Posted by Maggie in on Fri 10/09/2015 9:26

This is the second in a three part series by Sam Rhoades about our GOTR curriculum. Read the first part here!

Connecting With Your Team and Others

By the fifth week of practice, we are coming together as a team. The girls know who is in which grade and who has which teacher. They are learning who loves to share out loud when we are processing the lesson topics, and who prefers to write their answers down quietly. The girls know who likes to run fast and who prefers to sometimes walk. They have a favorite person to circle the track with and a favorite place to sit. In many ways, we are settling into a routine as a family.

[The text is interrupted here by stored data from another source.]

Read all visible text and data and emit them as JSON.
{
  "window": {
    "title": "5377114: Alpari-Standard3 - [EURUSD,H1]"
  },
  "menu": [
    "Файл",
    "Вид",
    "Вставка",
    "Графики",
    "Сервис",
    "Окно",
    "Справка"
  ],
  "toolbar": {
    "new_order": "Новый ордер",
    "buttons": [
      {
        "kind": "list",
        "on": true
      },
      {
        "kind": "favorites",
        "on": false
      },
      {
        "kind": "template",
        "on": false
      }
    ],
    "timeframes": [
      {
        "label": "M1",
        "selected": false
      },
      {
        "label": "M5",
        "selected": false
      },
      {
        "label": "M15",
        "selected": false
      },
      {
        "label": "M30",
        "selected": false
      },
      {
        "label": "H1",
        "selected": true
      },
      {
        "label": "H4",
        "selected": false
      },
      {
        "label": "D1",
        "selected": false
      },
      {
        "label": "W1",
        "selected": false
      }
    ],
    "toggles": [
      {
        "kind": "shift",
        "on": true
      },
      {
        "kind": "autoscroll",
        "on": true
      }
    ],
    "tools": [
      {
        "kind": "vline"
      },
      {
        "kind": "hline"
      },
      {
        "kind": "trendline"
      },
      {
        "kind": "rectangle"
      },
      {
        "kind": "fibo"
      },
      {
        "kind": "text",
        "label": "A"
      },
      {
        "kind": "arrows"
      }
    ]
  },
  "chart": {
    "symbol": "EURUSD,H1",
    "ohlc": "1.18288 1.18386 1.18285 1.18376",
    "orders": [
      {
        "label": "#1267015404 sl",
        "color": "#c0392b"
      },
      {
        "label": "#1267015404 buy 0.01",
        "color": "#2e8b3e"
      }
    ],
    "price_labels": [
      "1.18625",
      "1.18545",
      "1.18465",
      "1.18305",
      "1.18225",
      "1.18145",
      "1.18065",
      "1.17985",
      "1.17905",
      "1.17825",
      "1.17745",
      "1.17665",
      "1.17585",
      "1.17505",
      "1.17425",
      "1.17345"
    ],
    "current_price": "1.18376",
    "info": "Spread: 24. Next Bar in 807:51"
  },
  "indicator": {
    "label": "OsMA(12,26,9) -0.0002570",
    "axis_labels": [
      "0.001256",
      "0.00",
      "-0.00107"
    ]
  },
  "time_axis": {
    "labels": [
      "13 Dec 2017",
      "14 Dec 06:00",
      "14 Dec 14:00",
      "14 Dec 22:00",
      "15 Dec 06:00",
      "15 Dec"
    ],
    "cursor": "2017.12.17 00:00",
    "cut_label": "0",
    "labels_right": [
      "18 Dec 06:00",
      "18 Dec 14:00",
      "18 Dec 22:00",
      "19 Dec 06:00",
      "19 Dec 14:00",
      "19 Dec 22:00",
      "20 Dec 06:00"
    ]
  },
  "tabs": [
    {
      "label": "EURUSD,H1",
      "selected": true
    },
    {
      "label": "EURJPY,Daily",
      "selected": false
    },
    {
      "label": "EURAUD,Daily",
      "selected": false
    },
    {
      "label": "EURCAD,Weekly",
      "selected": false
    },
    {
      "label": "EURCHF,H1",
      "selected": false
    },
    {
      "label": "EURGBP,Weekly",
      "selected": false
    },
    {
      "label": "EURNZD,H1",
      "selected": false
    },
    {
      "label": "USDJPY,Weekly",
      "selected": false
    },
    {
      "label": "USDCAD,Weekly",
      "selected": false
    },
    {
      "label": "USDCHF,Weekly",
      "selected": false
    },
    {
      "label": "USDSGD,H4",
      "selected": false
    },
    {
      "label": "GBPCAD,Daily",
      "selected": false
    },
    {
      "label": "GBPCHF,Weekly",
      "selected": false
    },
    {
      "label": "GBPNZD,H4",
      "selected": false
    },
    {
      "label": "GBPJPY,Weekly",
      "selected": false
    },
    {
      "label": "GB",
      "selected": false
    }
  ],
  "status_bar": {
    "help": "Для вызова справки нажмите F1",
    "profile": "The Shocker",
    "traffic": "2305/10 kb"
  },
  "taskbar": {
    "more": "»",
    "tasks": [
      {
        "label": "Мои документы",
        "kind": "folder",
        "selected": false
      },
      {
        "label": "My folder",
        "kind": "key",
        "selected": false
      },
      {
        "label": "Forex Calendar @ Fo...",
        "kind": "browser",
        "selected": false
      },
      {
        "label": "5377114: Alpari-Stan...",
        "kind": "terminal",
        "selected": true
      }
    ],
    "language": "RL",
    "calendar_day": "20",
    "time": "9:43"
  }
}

One of the first true team-building activities the girls participate in is our lesson on cooperation. In order to “win” the game, we have to figure out a way to meet the challenge as a group, instead of as an individual. The girls have to move around a circle without letting teammates lose their balance, or make their way under a turning jump-rope without getting tagged. This can be really stressful for the team! It is not uncommon to hear “Hey! You messed us up!” and “Wait – I don’t understand!” Or: “That’s not fair!” After multiple tries, and once all voices are heard, a strategy typically emerges. “Hey, let’s all link arms.” “What if we count before the next person goes?” And then: “That’s a good idea! And “Yay! We did it!”

We go through lessons and games on standing up for your values and beliefs, standing up for others, ending gossip,  bully-awareness, and choosing your friends. We learn how important it is to seek out healthy relationships and how to recognize when they are not healthy any longer. We talk a lot about how we have the power to make decisions that elevate us, or drag us down. And we celebrate each other for the instances where we are able to stand up for each other and make our team stronger.

As in the month before, we run laps and work out and jump around and have a snack. We are running and walking for longer stretches of time and will soon meet to practice running a full three miles. We continue to end each lesson with our “energy awards.” By now, there are a few group favorites: the banana, paparazzi, the mullet. When a girl raises her hand and wants to recognize a friend for being a good listener, or for inspiring her to run a little farther, or for doing something that made the group great, I am not at all surprised. That’s what teams do for each other, and we have definitely become a team.